EconomyPakistan

Cryptocurrencies and Real Estate Transactions to Enter Tax Net in Pakistan: IMF

The International Monetary Fund (IMF) has proposed a series of recommendations to the Federal Board of Revenue (FBR) in Pakistan, aimed at expanding the scope of the Capital Gains Tax (CGT). The key focus of these recommendations is to bring cryptocurrencies and real estate transactions into the tax net.

The IMF’s suggestions came to light during ongoing review talks between the Fund and Pakistani authorities on the $3 billion stand-by arrangement (SBA)34. The successful conclusion of these talks could unlock a final tranche of around $1.1 billion, which Islamabad secured last summer as part of a rescue package to prevent a sovereign debt default.

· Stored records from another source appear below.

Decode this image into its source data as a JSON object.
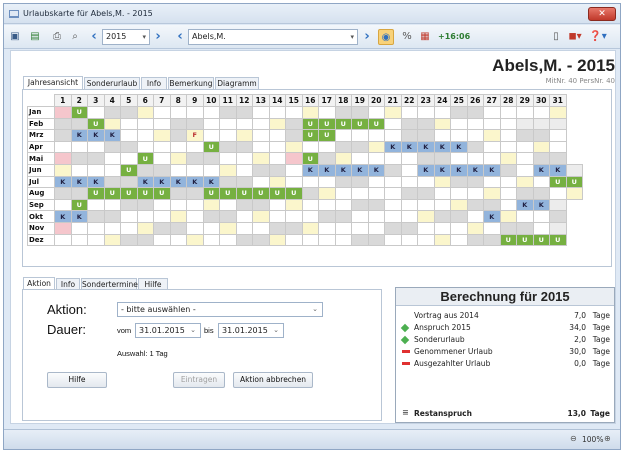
{
  "window": {
    "title": "Urlaubskarte für Abels,M. - 2015"
  },
  "toolbar": {
    "year": "2015",
    "employee": "Abels,M.",
    "time": "+16:06"
  },
  "header": {
    "employee_year": "Abels,M. - 2015",
    "ids": "MitNr. 40  PersNr. 40"
  },
  "tabs_top": [
    "Jahresansicht",
    "Sonderurlaub",
    "Info",
    "Bemerkung",
    "Diagramm"
  ],
  "calendar": {
    "days": [
      "1",
      "2",
      "3",
      "4",
      "5",
      "6",
      "7",
      "8",
      "9",
      "10",
      "11",
      "12",
      "13",
      "14",
      "15",
      "16",
      "17",
      "18",
      "19",
      "20",
      "21",
      "22",
      "23",
      "24",
      "25",
      "26",
      "27",
      "28",
      "29",
      "30",
      "31"
    ],
    "months": [
      {
        "name": "Jan",
        "cells": "PUeeeeeeeeeeeeeeeeeeeeeeeeeeeee"
      },
      {
        "name": "Feb",
        "cells": "eeUeeeeeeeeeeeeUUUUUeeeeeeeexxx"
      },
      {
        "name": "Mrz",
        "cells": "eKKKeeeeFeeeeeeUUeeeeeeeeeeeeee"
      },
      {
        "name": "Apr",
        "cells": "eeeeeeeeeUeeeeeeeeeeKKKKKeeeeee"
      },
      {
        "name": "Mai",
        "cells": "PeeeeUeeeeeeeePUeeeeeeeeeeeeeee"
      },
      {
        "name": "Jun",
        "cells": "eeeeUeeeeeeeeeeKKKKKeeKKKKKeeKKx"
      },
      {
        "name": "Jul",
        "cells": "KKKeeKKKKKeeeeeeeeeeeeeeeeeeeeUU"
      },
      {
        "name": "Aug",
        "cells": "eeUUUUUeeUUUUUUeeeeeeeeeeeeeeeee"
      },
      {
        "name": "Sep",
        "cells": "eUeeeeeeeeeeeeeeeeeeeeeeeeeeKKx"
      },
      {
        "name": "Okt",
        "cells": "KKeeeeeeeeeeeeeeeeeeeeeeeeKeeee"
      },
      {
        "name": "Nov",
        "cells": "Peeeeeeeeeeeeeeeeeeeeeeeeeeeeex"
      },
      {
        "name": "Dez",
        "cells": "eeeeeeeeeeeeeeeeeeeeeeeeeeeUUUU"
      }
    ]
  },
  "tabs_bottom": [
    "Aktion",
    "Info",
    "Sondertermine",
    "Hilfe"
  ],
  "action": {
    "label": "Aktion:",
    "select": "- bitte auswählen -",
    "dauer_label": "Dauer:",
    "from_label": "vom",
    "from": "31.01.2015",
    "to_label": "bis",
    "to": "31.01.2015",
    "selection": "Auswahl: 1 Tag",
    "help_btn": "Hilfe",
    "enter_btn": "Eintragen",
    "cancel_btn": "Aktion abbrechen"
  },
  "berechnung": {
    "title": "Berechnung für 2015",
    "rows": [
      {
        "label": "Vortrag aus 2014",
        "value": "7,0",
        "unit": "Tage",
        "marker": "none"
      },
      {
        "label": "Anspruch 2015",
        "value": "34,0",
        "unit": "Tage",
        "marker": "plus"
      },
      {
        "label": "Sonderurlaub",
        "value": "2,0",
        "unit": "Tage",
        "marker": "plus"
      },
      {
        "label": "Genommener Urlaub",
        "value": "30,0",
        "unit": "Tage",
        "marker": "minus"
      },
      {
        "label": "Ausgezahlter Urlaub",
        "value": "0,0",
        "unit": "Tage",
        "marker": "minus"
      }
    ],
    "total_label": "Restanspruch",
    "total_value": "13,0",
    "total_unit": "Tage"
  },
  "status": {
    "zoom": "100%"
  },
  "colors": {
    "vacation": "#76b041",
    "sick": "#92b4dc",
    "weekend": "#d9d9d9",
    "holiday": "#fbf6cc",
    "plus": "#4caf50",
    "minus": "#e03030"
  }
}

The IMF has urged the FBR to review the tax slabs for real estate and listed securities. The aim is to ensure that all gains are taxed, regardless of how long the assets are held. This marks a significant shift from the current practice where certain gains are not taxed if the assets have been held for a specific period.

In addition, the IMF has recommended that property developers be required to track and report all transfers prior to the completion and registration of property titles. This measure is designed to bring the widespread practice of buying and selling files of different plots in housing schemes into the tax net.

Failure to comply with these requirements could result in penalties. In some cases, the property developer might be held responsible for any tax payable if such tax cannot be recovered from the transferor.

These recommendations could become part of the upcoming bailout package under the Extended Fund Facility (EFF). As such, the FBR might be required to incorporate these changes into the next budget for FY2024-25 through the finance bill.

The IMF’s technical assistance report highlighted the challenges faced by Pakistani authorities in assessing and collecting tax on capital gains arising from the disposal of interests in real estate. Currently, interests in real estate are generally not formally registered until the legal completion of the property. As a result, gains derived by a seller through the transfer of interest in an uncompleted property are typically not taxed.

To strengthen the taxation of capital gains, the IMF has proposed broadening the types of assets subject to capital gains taxation. This includes ensuring that new types of investment assets, such as cryptocurrencies, are within the scope of capital gains taxation.

The IMF has also recommended amendments to the Income Tax Ordinance. Specifically, it has suggested changes to the definition of “personal moveable property” in Section 37(1) of the Ordinance. The proposed amendment would include a catch-all category comprising any property capable of being held as an investment.